Twenty-two years ago, Wallace began investigating the Bible using his training in forensic statement analysis. A former atheist, he expected to disprove the Christian faith, but he couldn’t.
Wallace has been featured on television numerous times for his previous cases, Including appearances on NBC’s “Dateline” — more than any other detective in the show’s history — and “20/20.”
Wallace, who is now retired, translated his expertise in the field of forensics into apologetics—the study of justifying beliefs—after studying the Bible and attending seminary school.
Wallace began with an illustration of a fictional homicide crime scene, using a visual presentation. and walked through how to solve the case.
He said similar to looking beyond the crime scene to find the murderer, to find the source of the universe, one has to look beyond the universe.
“We are looking for the cause of all space, time and matter,” Wallace said. “It has to be something that’s not made of space, time or matter because that wasn’t available until the universe came into existence.”
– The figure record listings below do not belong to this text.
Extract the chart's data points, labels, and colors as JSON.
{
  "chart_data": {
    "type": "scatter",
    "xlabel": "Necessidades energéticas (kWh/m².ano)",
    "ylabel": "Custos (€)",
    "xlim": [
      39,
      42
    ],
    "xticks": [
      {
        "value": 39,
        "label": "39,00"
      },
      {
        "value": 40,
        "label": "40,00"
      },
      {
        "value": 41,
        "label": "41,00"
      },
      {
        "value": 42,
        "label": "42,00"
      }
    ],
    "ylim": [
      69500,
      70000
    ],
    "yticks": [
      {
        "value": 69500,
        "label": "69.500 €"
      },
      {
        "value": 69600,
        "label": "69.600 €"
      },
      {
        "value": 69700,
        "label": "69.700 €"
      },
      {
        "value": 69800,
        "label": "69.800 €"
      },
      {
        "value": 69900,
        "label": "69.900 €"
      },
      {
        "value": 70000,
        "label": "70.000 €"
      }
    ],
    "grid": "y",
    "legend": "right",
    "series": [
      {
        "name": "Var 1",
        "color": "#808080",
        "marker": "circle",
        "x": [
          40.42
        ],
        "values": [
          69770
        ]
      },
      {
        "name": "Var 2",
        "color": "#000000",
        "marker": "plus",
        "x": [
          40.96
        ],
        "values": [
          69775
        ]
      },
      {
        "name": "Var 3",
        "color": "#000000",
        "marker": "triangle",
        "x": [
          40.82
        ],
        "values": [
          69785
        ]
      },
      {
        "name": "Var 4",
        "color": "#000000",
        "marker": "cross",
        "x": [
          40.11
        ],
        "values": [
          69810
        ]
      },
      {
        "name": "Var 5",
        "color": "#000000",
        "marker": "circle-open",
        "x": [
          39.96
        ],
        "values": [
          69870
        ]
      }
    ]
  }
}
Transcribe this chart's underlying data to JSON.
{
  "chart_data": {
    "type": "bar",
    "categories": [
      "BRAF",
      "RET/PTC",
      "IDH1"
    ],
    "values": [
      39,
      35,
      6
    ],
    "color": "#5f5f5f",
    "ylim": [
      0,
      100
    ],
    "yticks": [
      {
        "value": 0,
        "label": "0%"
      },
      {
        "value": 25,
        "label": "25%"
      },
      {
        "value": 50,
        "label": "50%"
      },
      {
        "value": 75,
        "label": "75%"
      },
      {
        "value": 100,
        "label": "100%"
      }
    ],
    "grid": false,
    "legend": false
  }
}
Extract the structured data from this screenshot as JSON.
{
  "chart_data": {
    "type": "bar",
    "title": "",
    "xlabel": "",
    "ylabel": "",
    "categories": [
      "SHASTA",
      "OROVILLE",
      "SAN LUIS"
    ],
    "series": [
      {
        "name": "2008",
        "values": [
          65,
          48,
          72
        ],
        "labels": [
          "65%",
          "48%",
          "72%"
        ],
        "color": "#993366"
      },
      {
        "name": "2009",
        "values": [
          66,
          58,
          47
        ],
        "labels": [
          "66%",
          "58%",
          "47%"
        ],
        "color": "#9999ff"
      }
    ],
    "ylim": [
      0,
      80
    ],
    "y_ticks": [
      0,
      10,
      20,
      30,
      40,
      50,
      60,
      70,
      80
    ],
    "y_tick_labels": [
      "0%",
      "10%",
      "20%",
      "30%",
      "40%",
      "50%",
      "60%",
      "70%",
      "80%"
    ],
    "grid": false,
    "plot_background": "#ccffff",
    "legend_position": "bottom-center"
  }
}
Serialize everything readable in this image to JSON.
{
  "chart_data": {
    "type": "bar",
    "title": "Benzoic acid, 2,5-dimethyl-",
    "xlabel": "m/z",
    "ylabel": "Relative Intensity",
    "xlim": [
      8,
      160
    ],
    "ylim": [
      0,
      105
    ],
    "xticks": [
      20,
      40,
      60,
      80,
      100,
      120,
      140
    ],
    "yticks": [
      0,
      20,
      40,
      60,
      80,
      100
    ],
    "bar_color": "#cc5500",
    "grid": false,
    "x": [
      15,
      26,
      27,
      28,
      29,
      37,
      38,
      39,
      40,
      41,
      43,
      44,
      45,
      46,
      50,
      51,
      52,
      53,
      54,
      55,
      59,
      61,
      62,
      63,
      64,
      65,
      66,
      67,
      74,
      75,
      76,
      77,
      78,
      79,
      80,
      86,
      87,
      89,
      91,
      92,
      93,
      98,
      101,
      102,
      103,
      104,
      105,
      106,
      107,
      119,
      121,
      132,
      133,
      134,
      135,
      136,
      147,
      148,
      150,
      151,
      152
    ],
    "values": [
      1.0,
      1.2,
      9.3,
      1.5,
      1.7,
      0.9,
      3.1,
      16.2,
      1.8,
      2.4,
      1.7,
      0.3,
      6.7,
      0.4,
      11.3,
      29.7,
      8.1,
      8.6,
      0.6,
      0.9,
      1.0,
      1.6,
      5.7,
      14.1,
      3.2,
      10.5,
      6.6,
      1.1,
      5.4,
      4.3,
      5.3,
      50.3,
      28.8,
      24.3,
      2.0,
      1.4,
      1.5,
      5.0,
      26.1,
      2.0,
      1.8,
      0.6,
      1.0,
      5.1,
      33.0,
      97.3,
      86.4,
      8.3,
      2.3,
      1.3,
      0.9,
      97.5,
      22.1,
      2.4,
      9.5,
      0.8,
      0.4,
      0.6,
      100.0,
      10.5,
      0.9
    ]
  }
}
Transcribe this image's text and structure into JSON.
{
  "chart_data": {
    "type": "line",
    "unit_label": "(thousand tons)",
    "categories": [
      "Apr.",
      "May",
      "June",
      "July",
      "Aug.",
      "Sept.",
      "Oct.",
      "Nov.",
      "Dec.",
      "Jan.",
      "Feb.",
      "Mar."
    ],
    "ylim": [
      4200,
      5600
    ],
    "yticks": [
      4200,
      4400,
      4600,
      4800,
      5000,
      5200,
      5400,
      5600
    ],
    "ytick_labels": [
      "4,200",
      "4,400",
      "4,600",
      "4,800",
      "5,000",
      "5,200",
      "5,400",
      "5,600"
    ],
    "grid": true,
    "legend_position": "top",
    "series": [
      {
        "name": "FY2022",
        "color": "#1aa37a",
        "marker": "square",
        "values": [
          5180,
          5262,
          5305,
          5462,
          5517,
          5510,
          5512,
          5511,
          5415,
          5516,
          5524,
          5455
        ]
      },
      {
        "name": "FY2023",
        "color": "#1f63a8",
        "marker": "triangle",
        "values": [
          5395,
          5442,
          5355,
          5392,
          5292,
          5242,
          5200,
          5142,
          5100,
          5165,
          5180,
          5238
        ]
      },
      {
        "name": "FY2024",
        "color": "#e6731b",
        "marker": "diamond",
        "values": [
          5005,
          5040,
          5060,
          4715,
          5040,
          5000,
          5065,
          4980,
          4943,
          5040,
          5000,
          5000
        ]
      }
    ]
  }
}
Wallace argued that morality is objective, not based on individual opinion, and we all have moral obligation to people.
“Who is the transcend moral person to whom we are feeling obligated? If it’s just physics, then why do we have moral obligation? We might have moral truths, but obligations require persons.”
Wallace followed different lines of arguments on existential questions of the reality of agency, eternity and evil. He presented his rationale behind why it is important to ask if God exists and why he believes God does exist.
“I’ve got a conclusion that I’ve drawn from the facts, and I’m willing to share that. But at the same time, I did not believe that any of what I’m talking about tonight, I didn’t believe that God existed at all at 35,” Wallace said.. “So I try to remember that when I’m talking to this group.”
Although a Christian, Wallace did not focus the presentation on defending the Bible. He said he wanted to remain neutral and allow people to make their own conclusions.
The presentation ended in a Q&A and Wallace answered several questions from both skeptics and believers of his philosophy.
Wallace, an in-demand speaker, said he enjoys speaking to college students because of their diversity in thought and their willingness to explore.
Mitchell Walker, a third-year in physics and president of Ratio Christi, said he hopes Wallace’s lecture will help spark discussions around campus.
“I’m hoping that people have the opportunity to accept [the moral argument] or reject it,” Walker said. “I hope that this starts conversations about it on campus.”